Without knowing exactly what was causing Jan’s condition, the ER physicians put her on the blood thinner Coumadin with the understanding that she would need to stay on it for several months to avert further crises. She stayed six days in the hospital before being discharged. But the second day home it didn’t seem to matter that she was taking the full recommended dose of anticoagulants. Jan bent over to pick up a leaf that had fallen from a neglected plant in their foyer and felt “a hard thunk” in her chest that nearly toppled her. She called 911 and David, who was fifteen minutes away at work. The twenty-minute ride alone to the hospital in the back of the ambulance was terrifying.

“Even though I was wearing an oxygen mask I was gasping for every breath,” Jan recalls. When David met the ambulance crew at the hospital, they confirmed what he already feared. Jan’s situation was deteriorating.

The hospital was so full that day that they turned a U-shaped, curtained area of the emergency room into a temporary critical care unit to treat Jan. Kwaku Osafo-Mensah, a young lung specialist from Ghana who’d come to Albuquerque five years earlier after medical training at UCLA and Stanford, was rushed in to consult on Jan’s case. Drawing the beige hospital curtains closed around her makeshift room in the busy ER, Osafo-Mensah quickly explained to Jan and David that even though Jan had been on blood thinners, X-rays showed that she had lost two
more
areas of lung. Her EKG had as many spikes and valleys as the Swiss Alps. Jan and David were terrified.

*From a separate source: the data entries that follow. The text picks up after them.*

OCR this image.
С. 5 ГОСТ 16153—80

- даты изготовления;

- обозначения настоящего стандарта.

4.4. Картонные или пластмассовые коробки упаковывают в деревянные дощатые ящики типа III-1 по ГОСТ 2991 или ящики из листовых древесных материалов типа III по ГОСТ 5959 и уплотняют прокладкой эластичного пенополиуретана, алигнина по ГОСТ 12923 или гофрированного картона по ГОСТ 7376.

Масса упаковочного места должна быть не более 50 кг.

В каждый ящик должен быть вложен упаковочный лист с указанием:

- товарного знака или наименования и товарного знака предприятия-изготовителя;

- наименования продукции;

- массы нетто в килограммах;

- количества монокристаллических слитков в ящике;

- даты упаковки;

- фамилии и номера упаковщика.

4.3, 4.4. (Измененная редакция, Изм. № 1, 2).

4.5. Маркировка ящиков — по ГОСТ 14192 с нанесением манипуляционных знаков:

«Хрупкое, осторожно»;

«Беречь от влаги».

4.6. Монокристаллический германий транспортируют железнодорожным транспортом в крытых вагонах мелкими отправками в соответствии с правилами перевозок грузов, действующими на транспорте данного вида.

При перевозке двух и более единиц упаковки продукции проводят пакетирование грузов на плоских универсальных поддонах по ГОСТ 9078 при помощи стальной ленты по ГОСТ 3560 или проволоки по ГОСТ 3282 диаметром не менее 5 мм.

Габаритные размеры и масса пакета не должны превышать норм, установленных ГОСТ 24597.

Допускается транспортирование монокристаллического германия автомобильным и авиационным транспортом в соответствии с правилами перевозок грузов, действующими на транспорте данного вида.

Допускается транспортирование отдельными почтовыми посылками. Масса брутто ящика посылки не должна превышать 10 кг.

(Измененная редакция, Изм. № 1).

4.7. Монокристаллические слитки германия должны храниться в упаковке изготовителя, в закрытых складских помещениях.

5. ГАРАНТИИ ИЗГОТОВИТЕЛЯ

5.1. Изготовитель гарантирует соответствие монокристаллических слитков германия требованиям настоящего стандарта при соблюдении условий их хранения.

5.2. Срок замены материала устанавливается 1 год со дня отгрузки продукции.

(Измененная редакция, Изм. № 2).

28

It was as if someone had punched a hidden self-destruct button inside Jan’s lungs and there was no shutoff switch to be found. She knew that if they couldn’t stop the clots from forming, she would lose all the pathways by which oxygen entered her bloodstream. What was unfolding inside her body was petrifying; it was as if she were being suffocated to death by her own blood cells.

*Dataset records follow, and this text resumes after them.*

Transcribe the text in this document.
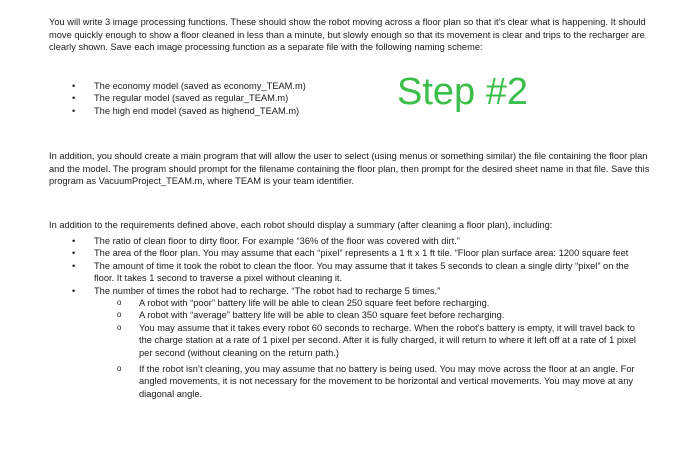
You will write 3 image processing functions. These should show the robot moving across a floor plan so that it’s clear what is happening. It should move quickly enough to show a floor cleaned in less than a minute, but slowly enough so that its movement is clear and trips to the recharger are clearly shown. Save each image processing function as a separate file with the following naming scheme:

• The economy model (saved as economy_TEAM.m)
• The regular model (saved as regular_TEAM.m)
• The high end model (saved as highend_TEAM.m)	Step #2

In addition, you should create a main program that will allow the user to select (using menus or something similar) the file containing the floor plan and the model. The program should prompt for the filename containing the floor plan, then prompt for the desired sheet name in that file. Save this program as VacuumProject_TEAM.m, where TEAM is your team identifier.

In addition to the requirements defined above, each robot should display a summary (after cleaning a floor plan), including:

• The ratio of clean floor to dirty floor. For example “36% of the floor was covered with dirt.”
• The area of the floor plan. You may assume that each “pixel” represents a 1 ft x 1 ft tile. “Floor plan surface area: 1200 square feet
• The amount of time it took the robot to clean the floor. You may assume that it takes 5 seconds to clean a single dirty “pixel” on the floor. It takes 1 second to traverse a pixel without cleaning it.
• The number of times the robot had to recharge. “The robot had to recharge 5 times.”
o A robot with “poor” battery life will be able to clean 250 square feet before recharging.
o A robot with “average” battery life will be able to clean 350 square feet before recharging.
o You may assume that it takes every robot 60 seconds to recharge. When the robot’s battery is empty, it will travel back to the charge station at a rate of 1 pixel per second. After it is fully charged, it will return to where it left off at a rate of 1 pixel per second (without cleaning on the return path.)
o If the robot isn’t cleaning, you may assume that no battery is being used. You may move across the floor at an angle. For angled movements, it is not necessary for the movement to be horizontal and vertical movements. You may move at any diagonal angle.
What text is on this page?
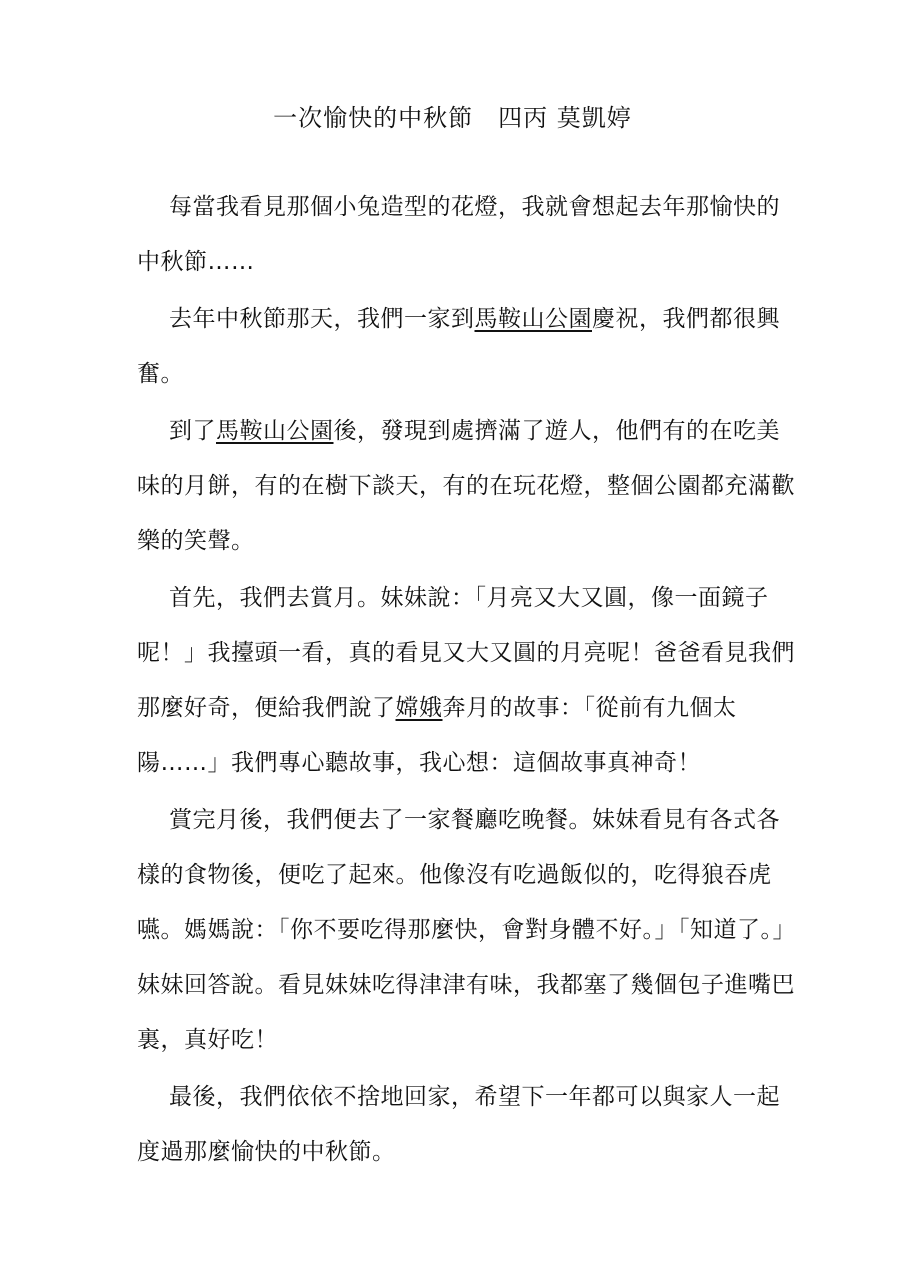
一次愉快的中秋節　四丙 莫凱婷

每當我看見那個小兔造型的花燈，我就會想起去年那愉快的中秋節……

去年中秋節那天，我們一家到馬鞍山公園慶祝，我們都很興奮。

到了馬鞍山公園後，發現到處擠滿了遊人，他們有的在吃美味的月餅，有的在樹下談天，有的在玩花燈，整個公園都充滿歡樂的笑聲。

首先，我們去賞月。妹妹說：「月亮又大又圓，像一面鏡子呢！」我擡頭一看，真的看見又大又圓的月亮呢！爸爸看見我們那麼好奇，便給我們說了嫦娥奔月的故事：「從前有九個太陽……」我們專心聽故事，我心想：這個故事真神奇！

賞完月後，我們便去了一家餐廳吃晚餐。妹妹看見有各式各樣的食物後，便吃了起來。他像沒有吃過飯似的，吃得狼吞虎嚥。媽媽說：「你不要吃得那麼快，會對身體不好。」「知道了。」妹妹回答說。看見妹妹吃得津津有味，我都塞了幾個包子進嘴巴裏，真好吃！

最後，我們依依不捨地回家，希望下一年都可以與家人一起度過那麼愉快的中秋節。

Osafo-Mensah shook his head as he talked to his new patient, trying to nudge the pieces together. Jan’s first embolisms had developed during a long, two-day car ride to Montana. And she was often sitting on airplanes commuting from New Mexico to Oakland. Perhaps both sedentary activities had led to exacerbated clotting. On top of that, anesthesiology is a pretty sedentary job, he explained to Jan. Still, it didn’t add up. Not for someone like Jan Pankey who biked 150 miles a week.

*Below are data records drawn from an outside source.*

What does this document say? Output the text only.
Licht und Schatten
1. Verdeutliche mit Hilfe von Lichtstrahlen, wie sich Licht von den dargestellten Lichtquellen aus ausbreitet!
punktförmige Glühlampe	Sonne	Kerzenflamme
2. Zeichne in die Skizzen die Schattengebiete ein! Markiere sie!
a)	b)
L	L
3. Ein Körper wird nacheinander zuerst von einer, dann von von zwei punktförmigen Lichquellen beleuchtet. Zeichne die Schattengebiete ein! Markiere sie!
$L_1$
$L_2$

Regardless of the diagnosis, Osafo-Mensah knew what he had to do if he was going to save Jan’s life, and he knew there wasn’t much time. He decided to immediately place a filter in the vein at the top of Jan’s leg, known as the inferior vena cava, which pumps blood up from the lower two-thirds of the body. The filter would stop any clots before they traveled up to Jan’s heart or lungs. That, along with an intravenous infusion of the blood thinner heparin, would prevent more clots from rising toward her lungs.